Day 26

Jesus Is Arrested

from the reading plan


Matthew 26:1-75, Daniel 7:13-14, 1 Corinthians 2:7-8


Scripture Reading: Matthew 26:1-75, Daniel 7:13-14, 1 Corinthians 2:7-8

Throughout his Gospel, Matthew presented Jesus as the fulfillment of all the Jewish promises. He is the new Abraham, the new Moses, Immanuel. Finally, in this moment in the garden of Gethsemane, we discover Him also as the willing sacrificial Lamb.

At other times in his ministry, Jesus miraculously evaded death and judgment. Throughout His ministry, the crowd’s reverence for Jesus is what restrains the Pharisees and Sadducees from being able to act on their desire to kill him.

But when the time finally comes to give up His life for the good of the world, it’s not His enemies who are in command. In Matthew we discover Christ as the one who willingly lays down His life for His friends. Even in His death, He holds all power and authority. It’s understandable to think that something is going wrong here, that Jesus had no choice or that what was about to happen was some kind of Plan B when all other attempts to seize Him failed. Yet that’s not what He says is happening.

When Jesus tells those present at His arrest that His suffering must take place to fulfill the Scriptures, He’s not only talking about this specific act of betrayal and the physical anguish to come.

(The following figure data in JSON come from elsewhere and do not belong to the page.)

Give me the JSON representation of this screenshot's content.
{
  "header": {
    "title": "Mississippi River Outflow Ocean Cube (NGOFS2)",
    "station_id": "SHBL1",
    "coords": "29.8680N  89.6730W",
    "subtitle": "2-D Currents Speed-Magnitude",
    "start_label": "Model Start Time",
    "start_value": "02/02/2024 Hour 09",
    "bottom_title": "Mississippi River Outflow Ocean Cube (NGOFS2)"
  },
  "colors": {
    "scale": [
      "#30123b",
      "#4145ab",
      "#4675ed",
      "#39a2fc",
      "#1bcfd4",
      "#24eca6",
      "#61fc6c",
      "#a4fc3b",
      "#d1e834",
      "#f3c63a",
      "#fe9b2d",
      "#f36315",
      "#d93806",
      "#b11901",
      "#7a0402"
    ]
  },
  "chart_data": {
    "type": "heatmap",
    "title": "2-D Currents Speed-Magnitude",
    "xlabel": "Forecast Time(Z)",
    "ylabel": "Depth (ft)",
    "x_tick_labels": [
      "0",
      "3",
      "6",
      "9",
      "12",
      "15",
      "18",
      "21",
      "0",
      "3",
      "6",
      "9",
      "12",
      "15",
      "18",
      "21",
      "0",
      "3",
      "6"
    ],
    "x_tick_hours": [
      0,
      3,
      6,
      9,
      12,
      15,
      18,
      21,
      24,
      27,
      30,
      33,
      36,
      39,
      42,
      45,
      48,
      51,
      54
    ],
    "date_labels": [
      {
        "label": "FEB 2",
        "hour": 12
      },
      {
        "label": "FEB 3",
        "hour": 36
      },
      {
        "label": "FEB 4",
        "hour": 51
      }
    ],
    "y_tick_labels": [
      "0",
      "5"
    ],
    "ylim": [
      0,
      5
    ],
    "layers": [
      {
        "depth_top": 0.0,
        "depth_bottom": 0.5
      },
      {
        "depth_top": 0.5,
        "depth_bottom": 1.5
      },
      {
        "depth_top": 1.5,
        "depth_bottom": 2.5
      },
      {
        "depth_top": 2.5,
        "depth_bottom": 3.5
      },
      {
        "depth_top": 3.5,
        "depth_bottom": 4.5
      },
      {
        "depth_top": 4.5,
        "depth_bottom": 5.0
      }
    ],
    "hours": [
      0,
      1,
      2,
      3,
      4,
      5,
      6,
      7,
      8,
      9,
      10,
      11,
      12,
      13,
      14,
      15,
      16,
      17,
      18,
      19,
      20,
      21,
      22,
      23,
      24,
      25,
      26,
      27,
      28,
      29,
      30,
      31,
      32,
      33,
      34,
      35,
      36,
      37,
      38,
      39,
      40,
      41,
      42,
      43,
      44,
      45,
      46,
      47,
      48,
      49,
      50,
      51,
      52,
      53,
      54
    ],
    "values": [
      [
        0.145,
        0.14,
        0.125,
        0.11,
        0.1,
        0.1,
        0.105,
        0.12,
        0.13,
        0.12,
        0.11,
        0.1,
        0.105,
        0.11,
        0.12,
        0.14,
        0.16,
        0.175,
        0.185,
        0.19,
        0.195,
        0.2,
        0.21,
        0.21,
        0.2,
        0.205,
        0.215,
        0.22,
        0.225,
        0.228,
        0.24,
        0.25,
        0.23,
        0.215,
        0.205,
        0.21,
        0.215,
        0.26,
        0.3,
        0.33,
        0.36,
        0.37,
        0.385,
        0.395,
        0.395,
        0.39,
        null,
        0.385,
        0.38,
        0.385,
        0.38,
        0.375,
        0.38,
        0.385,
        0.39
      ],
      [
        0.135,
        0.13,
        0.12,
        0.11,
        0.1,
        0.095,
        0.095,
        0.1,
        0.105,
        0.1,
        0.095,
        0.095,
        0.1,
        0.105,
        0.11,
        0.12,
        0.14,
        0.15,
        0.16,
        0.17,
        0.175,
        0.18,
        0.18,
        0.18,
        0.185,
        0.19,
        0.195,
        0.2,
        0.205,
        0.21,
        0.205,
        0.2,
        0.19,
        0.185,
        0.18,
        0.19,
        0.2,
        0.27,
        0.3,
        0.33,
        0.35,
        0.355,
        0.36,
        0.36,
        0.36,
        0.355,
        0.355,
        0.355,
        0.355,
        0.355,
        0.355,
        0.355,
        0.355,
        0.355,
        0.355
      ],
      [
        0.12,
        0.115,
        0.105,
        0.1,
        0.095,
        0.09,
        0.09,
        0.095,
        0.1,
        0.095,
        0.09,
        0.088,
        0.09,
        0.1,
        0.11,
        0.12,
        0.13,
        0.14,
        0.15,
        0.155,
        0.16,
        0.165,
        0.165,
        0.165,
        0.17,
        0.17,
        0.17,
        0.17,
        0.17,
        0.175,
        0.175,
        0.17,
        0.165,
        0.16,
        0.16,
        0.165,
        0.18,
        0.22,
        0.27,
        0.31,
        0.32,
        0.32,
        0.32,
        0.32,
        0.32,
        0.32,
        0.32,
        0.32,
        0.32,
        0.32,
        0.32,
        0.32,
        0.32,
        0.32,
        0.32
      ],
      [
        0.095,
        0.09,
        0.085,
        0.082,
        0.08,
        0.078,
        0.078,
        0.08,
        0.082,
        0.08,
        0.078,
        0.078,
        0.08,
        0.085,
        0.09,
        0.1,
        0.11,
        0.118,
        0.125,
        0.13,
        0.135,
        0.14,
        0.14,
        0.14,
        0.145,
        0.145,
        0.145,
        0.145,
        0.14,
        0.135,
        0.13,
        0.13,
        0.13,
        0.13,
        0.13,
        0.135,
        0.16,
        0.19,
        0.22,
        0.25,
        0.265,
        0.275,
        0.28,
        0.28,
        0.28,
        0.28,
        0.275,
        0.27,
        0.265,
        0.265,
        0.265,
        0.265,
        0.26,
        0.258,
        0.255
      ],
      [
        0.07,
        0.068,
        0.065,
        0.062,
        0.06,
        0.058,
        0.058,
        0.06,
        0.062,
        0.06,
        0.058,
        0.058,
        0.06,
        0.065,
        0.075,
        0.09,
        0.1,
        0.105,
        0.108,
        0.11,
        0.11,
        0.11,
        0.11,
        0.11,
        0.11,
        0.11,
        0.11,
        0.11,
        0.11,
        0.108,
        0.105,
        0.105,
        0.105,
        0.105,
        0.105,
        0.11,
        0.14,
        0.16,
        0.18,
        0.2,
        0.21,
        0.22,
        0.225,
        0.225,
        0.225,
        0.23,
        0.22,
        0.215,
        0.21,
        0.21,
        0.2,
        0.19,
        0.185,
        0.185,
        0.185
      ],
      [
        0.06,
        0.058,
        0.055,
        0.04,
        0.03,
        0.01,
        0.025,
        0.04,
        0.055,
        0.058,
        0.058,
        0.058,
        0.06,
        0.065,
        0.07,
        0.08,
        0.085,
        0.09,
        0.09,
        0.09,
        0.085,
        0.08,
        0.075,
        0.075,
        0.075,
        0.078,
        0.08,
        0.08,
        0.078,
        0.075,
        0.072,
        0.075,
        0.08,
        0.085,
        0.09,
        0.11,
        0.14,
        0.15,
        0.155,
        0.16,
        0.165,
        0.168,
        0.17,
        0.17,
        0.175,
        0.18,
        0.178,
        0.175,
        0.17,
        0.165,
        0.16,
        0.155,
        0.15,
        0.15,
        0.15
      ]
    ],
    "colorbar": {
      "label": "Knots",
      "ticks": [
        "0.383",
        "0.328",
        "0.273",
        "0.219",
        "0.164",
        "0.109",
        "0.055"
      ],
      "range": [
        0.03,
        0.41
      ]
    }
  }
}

We can see God’s faithful love displayed in Jesus’s willingness to stay and be arrested even when His disciples don’t stay with Him. I also see this when Jesus physically heals the ear of one of the soldiers tasked with His arrest—this act of generous kindness as an example of how God deals with the whole of humanity. Throughout the Old Testament, we see God pursuing Israel even after the nation betrays Him, declaring that He will be faithful and will come to His people to heal them. He’s fulfilling His ancient promise to be faithful in our unfaithfulness.

This night is still young, though, and Jesus’s willingness to die is only the beginning of the fulfillment He speaks of. The next twenty-four hours will be relentless proof of that. Jesus is about to fulfill the writings of the ancient prophets in a way nobody expected. But that’s what this willing sacrificial Lamb does. He suffers for our benefit, goes into the darkness of our failures and fears, and heals us even if or when we betray him for something lesser.